Dyslipidemia is a well-recognized cardiovascular risk factor and the menopausal transition is associated with adverse changes to women's lipid profiles, with increases in total and low-density lipoprotein (LDL) cholesterol and reductions in high-density lipoprotein (HDL) cholesterol.[12] Menopause is also associated with changes in other cardiovascular risk markers, including android fat deposition and deterioration of insulin sensitivity.[13]
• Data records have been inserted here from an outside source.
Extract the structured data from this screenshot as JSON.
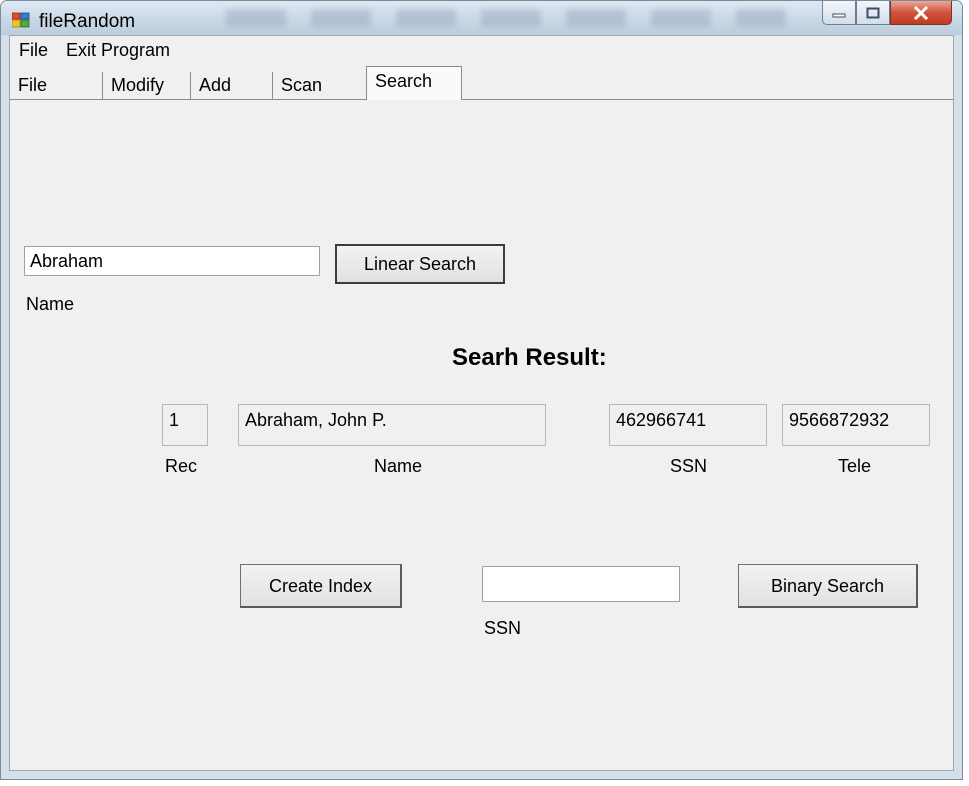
{
  "window": {
    "title": "fileRandom"
  },
  "menu": [
    "File",
    "Exit Program"
  ],
  "tabs": [
    {
      "label": "File"
    },
    {
      "label": "Modify"
    },
    {
      "label": "Add"
    },
    {
      "label": "Scan"
    },
    {
      "label": "Search",
      "selected": true
    }
  ],
  "linear": {
    "name_value": "Abraham",
    "name_label": "Name",
    "button_label": "Linear Search"
  },
  "result": {
    "heading": "Searh Result:",
    "rec_value": "1",
    "rec_label": "Rec",
    "name_value": "Abraham, John P.",
    "name_label": "Name",
    "ssn_value": "462966741",
    "ssn_label": "SSN",
    "tele_value": "9566872932",
    "tele_label": "Tele"
  },
  "binary": {
    "create_index_label": "Create Index",
    "ssn_value": "",
    "ssn_label": "SSN",
    "button_label": "Binary Search"
  },
  "colors": {
    "close_button": "#c23b21",
    "form_background": "#f0f0f0"
  }
}
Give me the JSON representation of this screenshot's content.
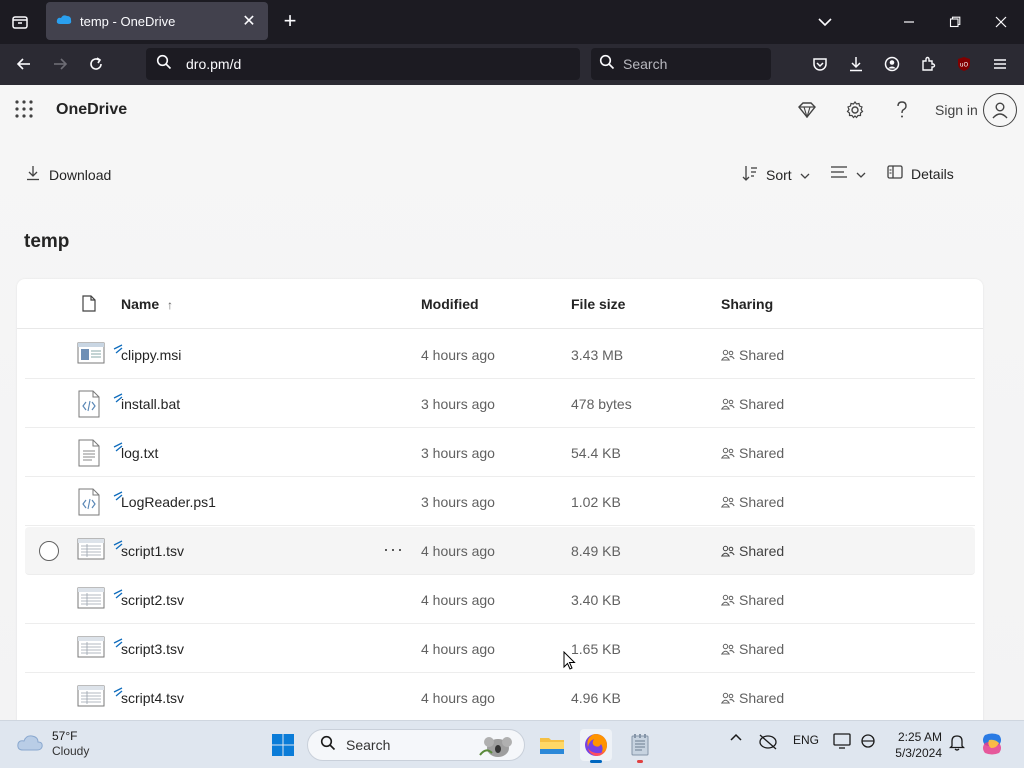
{
  "browser": {
    "tab_title": "temp - OneDrive",
    "url": "dro.pm/d",
    "search_placeholder": "Search"
  },
  "app": {
    "name": "OneDrive",
    "sign_in_label": "Sign in"
  },
  "commands": {
    "download_label": "Download",
    "sort_label": "Sort",
    "details_label": "Details"
  },
  "folder": {
    "title": "temp"
  },
  "columns": {
    "name": "Name",
    "name_sort_indicator": "↑",
    "modified": "Modified",
    "file_size": "File size",
    "sharing": "Sharing"
  },
  "files": [
    {
      "name": "clippy.msi",
      "modified": "4 hours ago",
      "size": "3.43 MB",
      "sharing": "Shared",
      "icon": "installer-file-icon"
    },
    {
      "name": "install.bat",
      "modified": "3 hours ago",
      "size": "478 bytes",
      "sharing": "Shared",
      "icon": "code-file-icon"
    },
    {
      "name": "log.txt",
      "modified": "3 hours ago",
      "size": "54.4 KB",
      "sharing": "Shared",
      "icon": "text-file-icon"
    },
    {
      "name": "LogReader.ps1",
      "modified": "3 hours ago",
      "size": "1.02 KB",
      "sharing": "Shared",
      "icon": "code-file-icon"
    },
    {
      "name": "script1.tsv",
      "modified": "4 hours ago",
      "size": "8.49 KB",
      "sharing": "Shared",
      "icon": "spreadsheet-file-icon"
    },
    {
      "name": "script2.tsv",
      "modified": "4 hours ago",
      "size": "3.40 KB",
      "sharing": "Shared",
      "icon": "spreadsheet-file-icon"
    },
    {
      "name": "script3.tsv",
      "modified": "4 hours ago",
      "size": "1.65 KB",
      "sharing": "Shared",
      "icon": "spreadsheet-file-icon"
    },
    {
      "name": "script4.tsv",
      "modified": "4 hours ago",
      "size": "4.96 KB",
      "sharing": "Shared",
      "icon": "spreadsheet-file-icon"
    }
  ],
  "taskbar": {
    "weather_temp": "57°F",
    "weather_condition": "Cloudy",
    "search_placeholder": "Search",
    "language": "ENG",
    "time": "2:25 AM",
    "date": "5/3/2024"
  },
  "colors": {
    "browser_dark": "#1c1b22",
    "browser_nav": "#2b2a33",
    "accent": "#0067c0",
    "taskbar": "#dfe6ef"
  }
}
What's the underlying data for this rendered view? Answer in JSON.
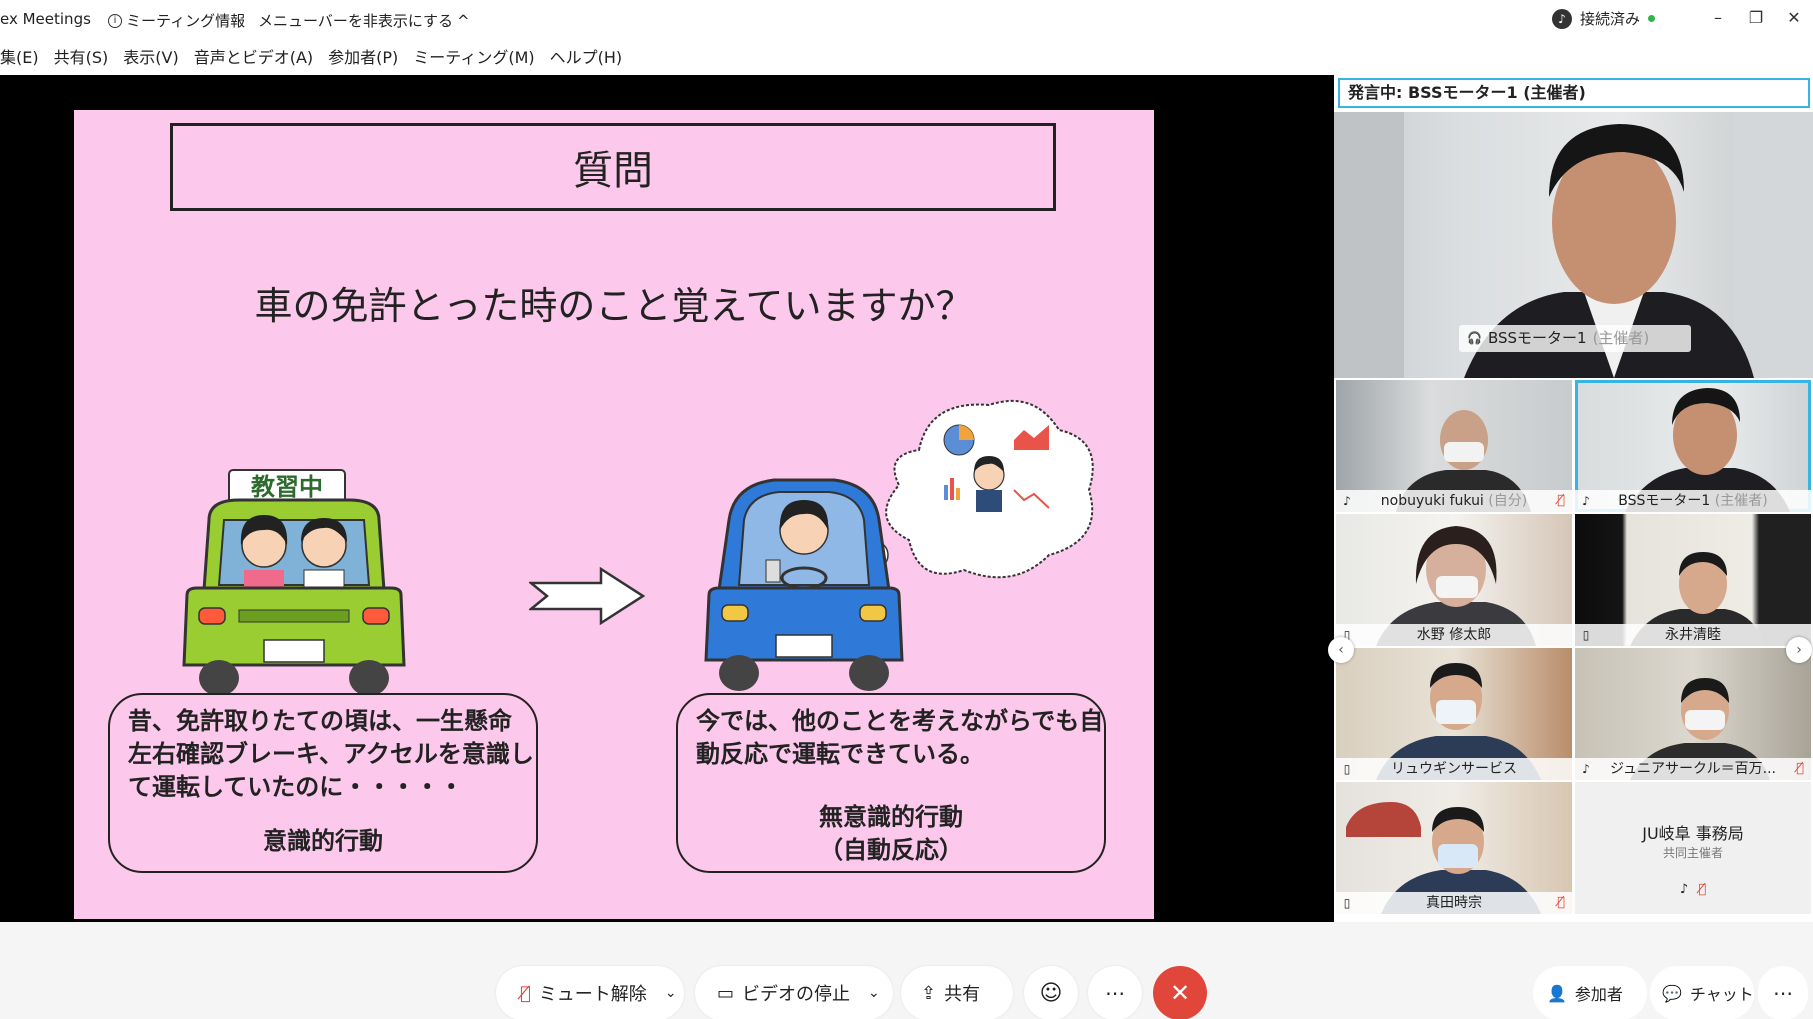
{
  "window": {
    "app_title": "ex Meetings",
    "meeting_info": "ミーティング情報",
    "hide_menu": "メニューバーを非表示にする",
    "connection_status": "接続済み"
  },
  "menu": [
    "集(E)",
    "共有(S)",
    "表示(V)",
    "音声とビデオ(A)",
    "参加者(P)",
    "ミーティング(M)",
    "ヘルプ(H)"
  ],
  "slide": {
    "title": "質問",
    "question": "車の免許とった時のこと覚えていますか？",
    "sign_text": "教習中",
    "left_bubble": {
      "lines": [
        "昔、免許取りたての頃は、一生懸命",
        "左右確認ブレーキ、アクセルを意識し",
        "て運転していたのに・・・・・"
      ],
      "label": "意識的行動"
    },
    "right_bubble": {
      "lines": [
        "今では、他のことを考えながらでも自",
        "動反応で運転できている。"
      ],
      "label_lines": [
        "無意識的行動",
        "（自動反応）"
      ]
    }
  },
  "panel": {
    "speaking_prefix": "発言中: ",
    "speaking_name": "BSSモーター1 (主催者)",
    "main_video_name": "BSSモーター1",
    "main_video_role": "(主催者)",
    "participants": [
      {
        "name": "nobuyuki fukui",
        "tag": "(自分)",
        "mic_muted": true,
        "active": false
      },
      {
        "name": "BSSモーター1",
        "tag": "(主催者)",
        "mic_muted": false,
        "active": true
      },
      {
        "name": "水野 修太郎",
        "tag": "",
        "mic_muted": false,
        "active": false
      },
      {
        "name": "永井清睦",
        "tag": "",
        "mic_muted": false,
        "active": false
      },
      {
        "name": "リュウギンサービス",
        "tag": "",
        "mic_muted": false,
        "active": false
      },
      {
        "name": "ジュニアサークル＝百万...",
        "tag": "",
        "mic_muted": true,
        "active": false
      },
      {
        "name": "真田時宗",
        "tag": "",
        "mic_muted": true,
        "active": false
      }
    ],
    "audio_only": {
      "name": "JU岐阜  事務局",
      "role": "共同主催者"
    }
  },
  "controls": {
    "unmute": "ミュート解除",
    "stop_video": "ビデオの停止",
    "share": "共有",
    "participants": "参加者",
    "chat": "チャット"
  },
  "colors": {
    "accent": "#37b4e0",
    "end_call": "#e0473a",
    "slide_bg": "#fcc8ec",
    "connected": "#2fb34a"
  }
}
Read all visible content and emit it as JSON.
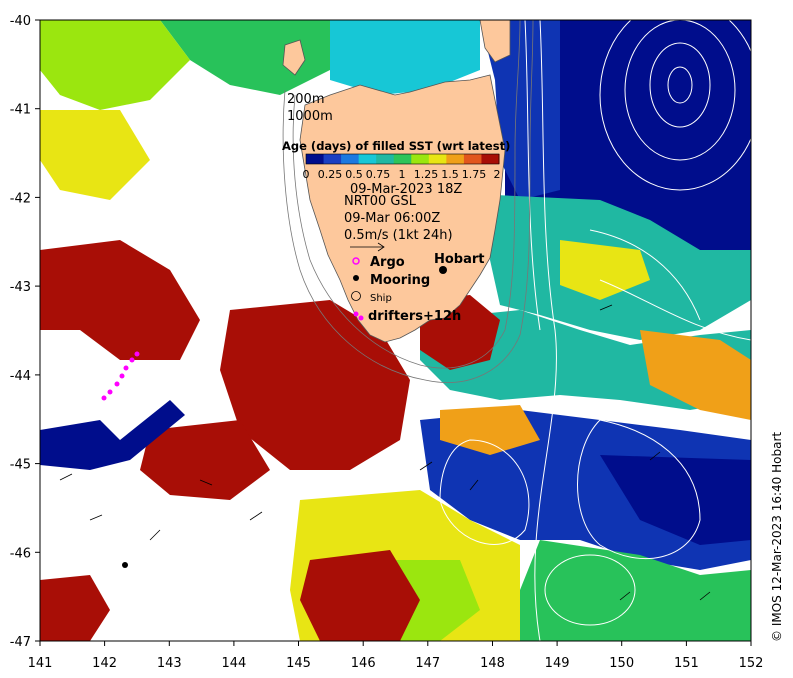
{
  "map": {
    "lon_ticks": [
      "141",
      "142",
      "143",
      "144",
      "145",
      "146",
      "147",
      "148",
      "149",
      "150",
      "151",
      "152"
    ],
    "lat_ticks": [
      "-40",
      "-41",
      "-42",
      "-43",
      "-44",
      "-45",
      "-46",
      "-47"
    ],
    "lon_range": [
      141,
      152
    ],
    "lat_range": [
      -47,
      -40
    ],
    "colors": {
      "land": "#fdc89c",
      "stale": "#a80e06",
      "deep_blue": "#000d8c",
      "blue": "#0f34b3",
      "teal": "#20b8a2",
      "cyan": "#17c7d6",
      "green": "#28c25a",
      "lime": "#9be60f",
      "yellow": "#e8e514",
      "contour": "#ffffff"
    }
  },
  "depth_labels": {
    "d200": "200m",
    "d1000": "1000m"
  },
  "colorbar": {
    "title": "Age (days) of filled SST (wrt latest)",
    "tick_labels": [
      "0",
      "0.25",
      "0.5",
      "0.75",
      "1",
      "1.25",
      "1.5",
      "1.75",
      "2"
    ],
    "colors": [
      "#000d8c",
      "#1a3fc2",
      "#1c79e0",
      "#17c7d6",
      "#20b8a2",
      "#2ec45a",
      "#9be60f",
      "#e8e514",
      "#f0a018",
      "#e2561c",
      "#a80e06"
    ]
  },
  "product": {
    "date": "09-Mar-2023 18Z",
    "name": "NRT00 GSL",
    "current_time": "09-Mar 06:00Z",
    "scale": "0.5m/s (1kt 24h)"
  },
  "legend": {
    "argo": "Argo",
    "mooring": "Mooring",
    "ship": "Ship",
    "drifters": "drifters+12h",
    "hobart": "Hobart"
  },
  "credit": "© IMOS 12-Mar-2023 16:40 Hobart"
}
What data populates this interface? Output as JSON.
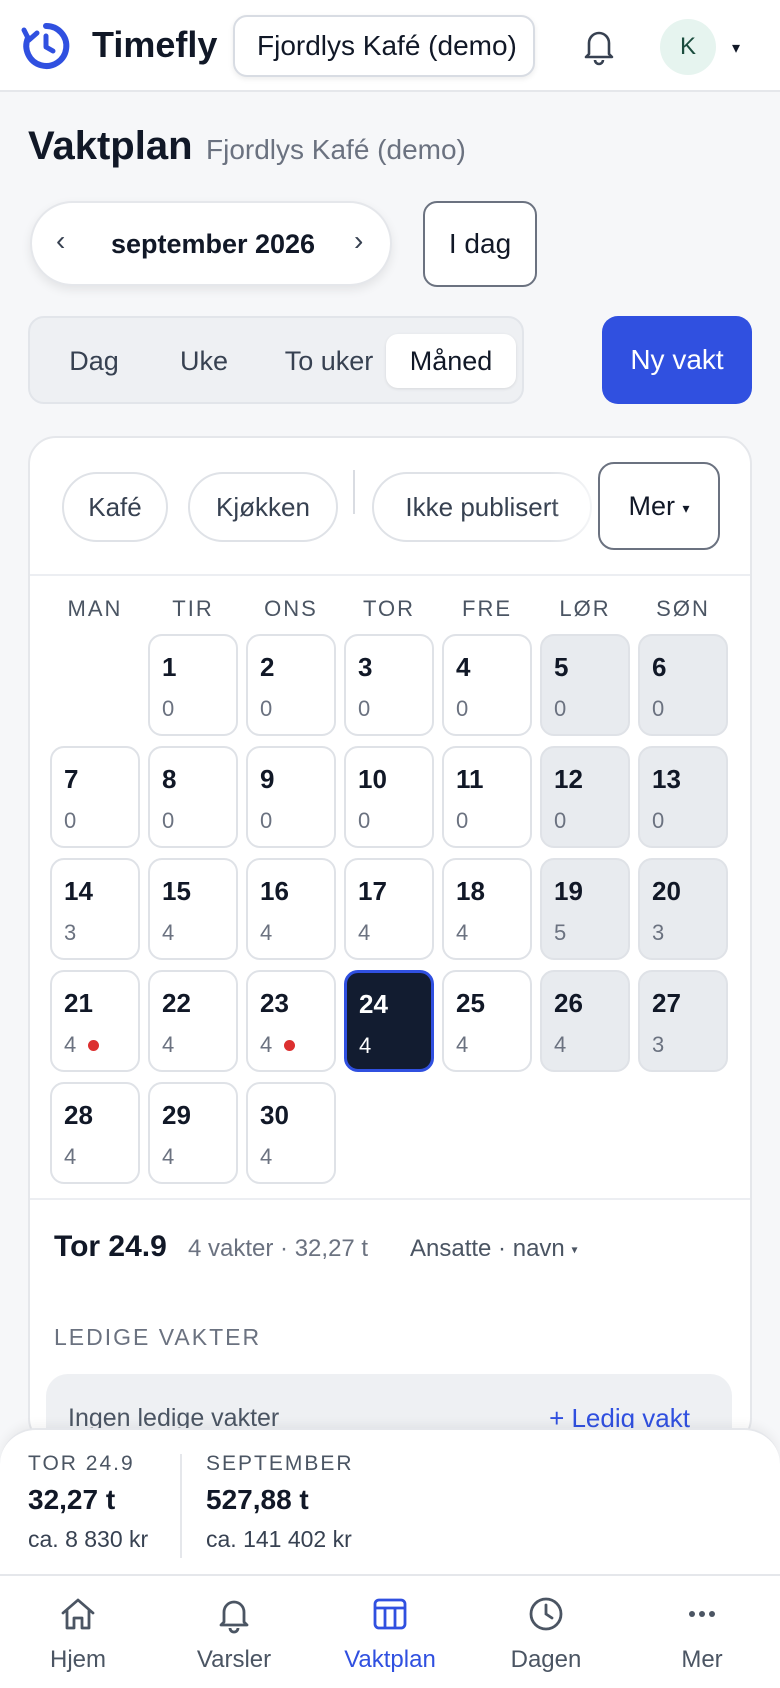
{
  "header": {
    "brand": "Timefly",
    "workspace": "Fjordlys Kafé (demo)",
    "avatar_initial": "K",
    "accent": "#3050E0"
  },
  "page": {
    "title": "Vaktplan",
    "subtitle": "Fjordlys Kafé (demo)"
  },
  "month_nav": {
    "prev": "‹",
    "label": "september 2026",
    "next": "›",
    "today": "I dag"
  },
  "views": [
    "Dag",
    "Uke",
    "To uker",
    "Måned"
  ],
  "active_view": "Måned",
  "new_shift": "Ny vakt",
  "filters": {
    "chips": [
      "Kafé",
      "Kjøkken",
      "Ikke publisert"
    ],
    "more": "Mer"
  },
  "weekdays": [
    "MAN",
    "TIR",
    "ONS",
    "TOR",
    "FRE",
    "LØR",
    "SØN"
  ],
  "calendar": {
    "days": [
      {
        "day": "1",
        "count": "0"
      },
      {
        "day": "2",
        "count": "0"
      },
      {
        "day": "3",
        "count": "0"
      },
      {
        "day": "4",
        "count": "0"
      },
      {
        "day": "5",
        "count": "0"
      },
      {
        "day": "6",
        "count": "0"
      },
      {
        "day": "7",
        "count": "0"
      },
      {
        "day": "8",
        "count": "0"
      },
      {
        "day": "9",
        "count": "0"
      },
      {
        "day": "10",
        "count": "0"
      },
      {
        "day": "11",
        "count": "0"
      },
      {
        "day": "12",
        "count": "0"
      },
      {
        "day": "13",
        "count": "0"
      },
      {
        "day": "14",
        "count": "3"
      },
      {
        "day": "15",
        "count": "4"
      },
      {
        "day": "16",
        "count": "4"
      },
      {
        "day": "17",
        "count": "4"
      },
      {
        "day": "18",
        "count": "4"
      },
      {
        "day": "19",
        "count": "5"
      },
      {
        "day": "20",
        "count": "3"
      },
      {
        "day": "21",
        "count": "4",
        "alert": true
      },
      {
        "day": "22",
        "count": "4"
      },
      {
        "day": "23",
        "count": "4",
        "alert": true
      },
      {
        "day": "24",
        "count": "4",
        "selected": true
      },
      {
        "day": "25",
        "count": "4"
      },
      {
        "day": "26",
        "count": "4"
      },
      {
        "day": "27",
        "count": "3"
      },
      {
        "day": "28",
        "count": "4"
      },
      {
        "day": "29",
        "count": "4"
      },
      {
        "day": "30",
        "count": "4"
      }
    ]
  },
  "day_summary": {
    "date": "Tor 24.9",
    "meta": "4 vakter · 32,27 t",
    "sort": "Ansatte · navn",
    "open_shifts_label": "LEDIGE VAKTER",
    "open_shifts_empty": "Ingen ledige vakter",
    "add_open_shift": "+ Ledig vakt"
  },
  "stats": {
    "day_label": "TOR 24.9",
    "day_hours": "32,27 t",
    "day_cost": "ca. 8 830 kr",
    "month_label": "SEPTEMBER",
    "month_hours": "527,88 t",
    "month_cost": "ca. 141 402 kr"
  },
  "bottom_nav": [
    {
      "label": "Hjem",
      "icon": "home-icon"
    },
    {
      "label": "Varsler",
      "icon": "bell-icon"
    },
    {
      "label": "Vaktplan",
      "icon": "table-icon",
      "active": true
    },
    {
      "label": "Dagen",
      "icon": "clock-icon"
    },
    {
      "label": "Mer",
      "icon": "more-dots-icon"
    }
  ]
}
Oral estrogen therapy results in decreased LDL cholesterol and increased HDL cholesterol; however, this is at the expense of an increase in triglycerides.[14] Other beneficial effects include reductions in lipoprotein (a),[15] changes in LDL particle size and clearance, and inhibition of LDL oxidation.[16] Estrogen also has a positive effect on insulin metabolism and glucose,[17] and a beneficial effect on body fat distribution.[18]

Vascular Effects

The short- and long-term effects of estrogen directly on the vascular wall are thought to play an even greater role than the metabolic effects. Estrogen has been shown in several animal models to prevent early atheroma[19,20] and this effect is mediated largely by effects on the endothelium via the ER-α.[21] Translational studies in nonhuman primates demonstrated that treatment of postmenopausal cynomolgus monkeys with 17β-estradiol was associated with a 50% reduction in atherosclerosis.[22]

Animal models have demonstrated that estrogen has a beneficial effect on the vascular wall via a variety of different mechanisms, including improved vasodilation, accelerated endothelial healing and decreased proinflammatory mediators (Box 1). In healthy postmenopausal women, conjugated equine estrogens (CEEs) have been shown to improve endothelial function.[23] In addition, estrogen may have anti-ischemic action, as 17β-estradiol therapy has been associated with a reduction in coronary endothelial and myocardial ischemia-induced damage in mouse models.[24]